Presented at the 10th Tinbergen Institute Conference 2015, Herbert Dawid (Bielefeld University) analyzes to which extent technology-oriented cohesion policies can help fostering convergence of per-capita incomes between regions and how they aect intra-regional income inequality.
In the article, Herbert Dawid, Philipp Harting (Bielefeld University) and Michael Neugart (Technical University of Darmstadt), study the effects of different types of technology-oriented cohesion policies, aiming at the reduction of regional differences, on the convergence of regions and the dynamics of income inequality within regions. In particular, policies are analyzed using a two-region agent-based macroeconomic model -- the Eurace@Unibi model -- where firms in the lagging region receive subsidies for investment in physical capital. It is demonstrated that the short-, medium- and long-term effects of the policies on per-capita output and between as well as within regional inequality differ substantially. Effects depend on how successful the policy is in incentivizing firms to choose best available capital vintages and on how flexible labor markets are in the targeted region.
Herbert Dawid is Professor at the Institute of Mathematical Economics At Bielefeld University. He also holds the chair for Economic Theory and Computational Economics.
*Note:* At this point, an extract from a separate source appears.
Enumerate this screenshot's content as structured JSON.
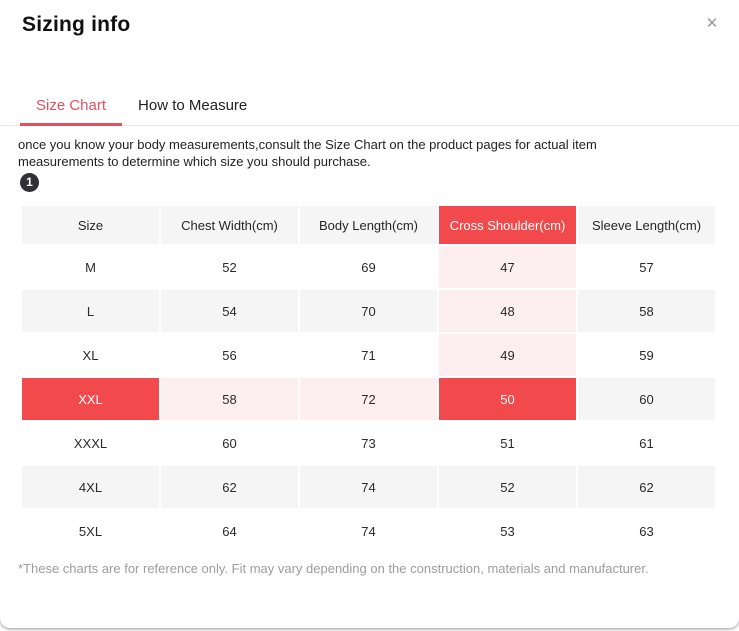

Dawid's research interests are Economics of Innovation, Industry Dynamics, Dynamic Issues in Economic Policy Design, Agent-based Computational Economics and Evolutionary Game Theory.
The objective of the Tinbergen Institute Conference 2015 was (1) to introduce a broad economic public to the complex systems approach, in particular applied to macroeconomic and financial systems; and (2) to increase understanding and foster collaboration between the different sciences in the analysis of economics and finance.